David Owen

Now that Vladimir Putin has rammed the honeyed words of his former friends the international sports leaders about building bridges and the benefits of peaceful competition back down their throats, what are we left with?

Perhaps sport as an authentic expression of local culture.

As a distraction from the grim reality-check that 2022 has so far served up, I have been casting my mind back to recollect the best example of this that I have encountered.

What I came up with was this: July 1999 at a sports-field in Suze-la-Rousse, a few miles east of the mighty Rhône river and maybe 50 kilometres north of Avignon, home of the Papacy for much of the 14th century.

This was where I had the immense good fortune to witness the French national truffling dog championship.

If you were looking for a symbol of French gastronomy, you would be spoiled for choice; but tuber melanosporum, the black truffle, would be right up there.

It has entered the culture to the extent that the French word for truffle - “truffe” - doubles up as slang for dogs’ shiny black noses.

An ability to sniff out the fragrant fungus in the regions where it occurs is a skill as utilitarian as rowing was 170 years ago when harpooned sperm whales provided much of the industrialising world’s illumination.

What then could be more natural than a competition to help develop such skills and reward the finest exponents?

First, let’s get one popular misconception out of the way - the pig is not the workmate of choice for truffle-hunters.
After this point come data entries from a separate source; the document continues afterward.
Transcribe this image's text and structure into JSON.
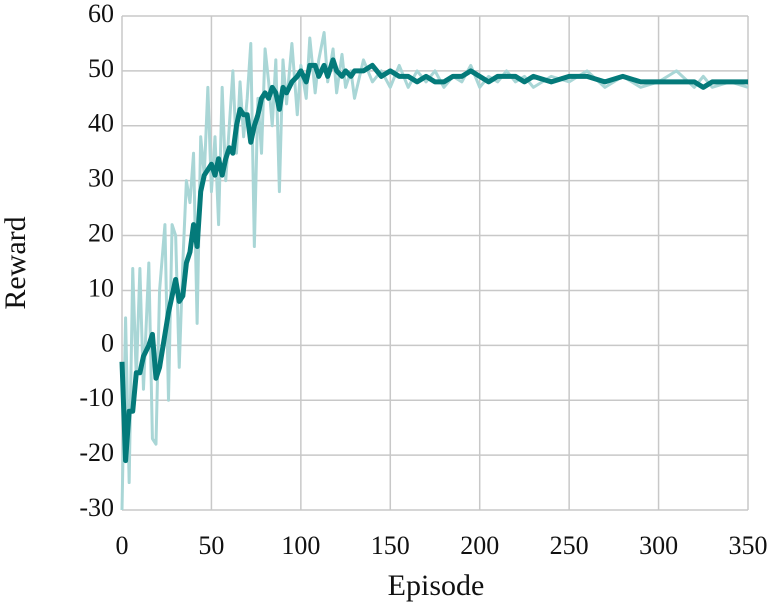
{
  "chart_data": {
    "type": "line",
    "x_label": "Episode",
    "y_label": "Reward",
    "x": [
      0,
      2,
      4,
      6,
      8,
      10,
      12,
      15,
      17,
      19,
      21,
      24,
      26,
      28,
      30,
      32,
      34,
      36,
      38,
      40,
      42,
      44,
      46,
      48,
      50,
      52,
      54,
      56,
      58,
      60,
      62,
      64,
      66,
      68,
      70,
      72,
      74,
      76,
      78,
      80,
      82,
      84,
      86,
      88,
      90,
      92,
      95,
      98,
      100,
      103,
      105,
      108,
      110,
      113,
      115,
      118,
      120,
      123,
      125,
      128,
      130,
      135,
      140,
      145,
      150,
      155,
      160,
      165,
      170,
      175,
      180,
      185,
      190,
      195,
      200,
      205,
      210,
      215,
      220,
      225,
      230,
      240,
      250,
      260,
      270,
      280,
      290,
      300,
      310,
      320,
      325,
      330,
      340,
      350
    ],
    "series": [
      {
        "color": "#a9d6d6",
        "values": [
          -30,
          5,
          -25,
          14,
          -6,
          14,
          -8,
          15,
          -17,
          -18,
          10,
          22,
          -10,
          22,
          20,
          -4,
          15,
          30,
          26,
          35,
          4,
          38,
          31,
          47,
          28,
          38,
          22,
          47,
          30,
          40,
          50,
          35,
          48,
          38,
          45,
          55,
          18,
          45,
          35,
          54,
          48,
          40,
          52,
          28,
          52,
          44,
          55,
          42,
          51,
          45,
          56,
          46,
          52,
          57,
          48,
          54,
          46,
          53,
          47,
          50,
          45,
          52,
          48,
          50,
          47,
          51,
          47,
          50,
          48,
          50,
          47,
          49,
          48,
          51,
          47,
          49,
          48,
          50,
          48,
          49,
          47,
          49,
          48,
          50,
          47,
          49,
          47,
          48,
          50,
          47,
          49,
          47,
          48,
          47
        ]
      },
      {
        "color": "#047a7a",
        "values": [
          -3,
          -21,
          -12,
          -12,
          -5,
          -5,
          -2,
          0,
          2,
          -6,
          -4,
          2,
          6,
          9,
          12,
          8,
          9,
          15,
          17,
          22,
          18,
          28,
          31,
          32,
          33,
          31,
          34,
          31,
          34,
          36,
          35,
          40,
          43,
          42,
          42,
          37,
          40,
          42,
          45,
          46,
          45,
          47,
          46,
          43,
          47,
          46,
          48,
          49,
          50,
          48,
          51,
          51,
          49,
          51,
          49,
          52,
          50,
          49,
          50,
          49,
          50,
          50,
          51,
          49,
          50,
          49,
          49,
          48,
          49,
          48,
          48,
          49,
          49,
          50,
          49,
          48,
          49,
          49,
          49,
          48,
          49,
          48,
          49,
          49,
          48,
          49,
          48,
          48,
          48,
          48,
          47,
          48,
          48,
          48
        ]
      }
    ],
    "xlim": [
      0,
      350
    ],
    "xticks": [
      0,
      50,
      100,
      150,
      200,
      250,
      300,
      350
    ],
    "ylim": [
      -30,
      60
    ],
    "yticks": [
      -30,
      -20,
      -10,
      0,
      10,
      20,
      30,
      40,
      50,
      60
    ],
    "grid": true
  }
}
As I was told with great patience by one competitor: "At least 95 per cent of truffling animals are dogs.

"It is much easier - and more discreet - to put a dog in a car than a pig.

"Anyway, a pig finds truffles in order to eat them.

"A dog does it to please his master."

Our columnist recalls watching the 1999 French National Truffling Dog Championship, where dogs aim to locate truffles buried in the ground in as fast a time as possible ©Getty Images
Our columnist recalls watching the 1999 French National Truffling Dog Championship, where dogs aim to locate truffles buried in the ground in as fast a time as possible ©Getty Images

That was me told.

But how do you design a fair championship to identify the best practitioners, you might ask? And is it usual to find truffles growing under French sports-fields?

Well, no: what happened is that the field had been divided up into a series of taped-off five-metre squares. Six pieces of black truffle had been meticulously buried within each square; only the judges knew precisely where, and had maps to prove it.

It was the task of each competing canine to locate the buried fungus as quickly as possible.

It was the task of the dog’s human handler to stoop down and excavate the spot, extract the truffle (if truffle there was) and run over to present it to an official holding a bag at one corner of the squared-off area.

When you had retrieved all six, that was your time.

I might have struggled to work all this out for myself, but happily there was a wonderfully Gallic near two-hour lunch-break built into the schedule when many of the dramatis personae proved more than willing to talk an ignorant English visitor through some of the basics of their craft.

From this I also learnt that finding the truffles in competition is much harder than out in the countryside because they have only been in the ground for a short time.

"In the wild, a dog can smell them 50 to 100 metres away," says a competitor called Guy Meunier, whom I had watched set the fastest time of the day so far, in concert with a particularly talented spaniel.

Part of this pair’s edge seemed to come from the sturdy tool with which Meunier made his excavations; he confirmed that the tools were used more routinely for prising oysters off rocks in Charente-Maritime on the west coast.

From another competitor I learn that, while some are easier to train than others, just about any breed of dog can take up truffling: "There is even a chihuahua."

I am told in detail about the standard training methods used by one contestant. Besides truffles, this requires lumps of Gruyère cheese - "99 per cent of dogs like Gruyère."

As with other animal-related sports, the names of some competitors were elaborate, verging on poetic. Inès of the Quercy Mists was my favourite. Less evocatively Moulouk of the Dog Commandos was also in action under the bright sunshine of southern France.

And, as you find at the top level of every sport I can think of, there was a driven, intense air about most of the very best performers. Paulette Tedesco told me she had won the national championship 11 times with seven dogs.

If the Olympic world is the McDonald’s of sport, events like this are the cheerful, life-affirming family restaurants, with all their quirks and a preference for fresh, seasonal local ingredients.

With the monstrous cynicism at large in the world on open and violent display for all to see, this is the type of sport I need at the moment.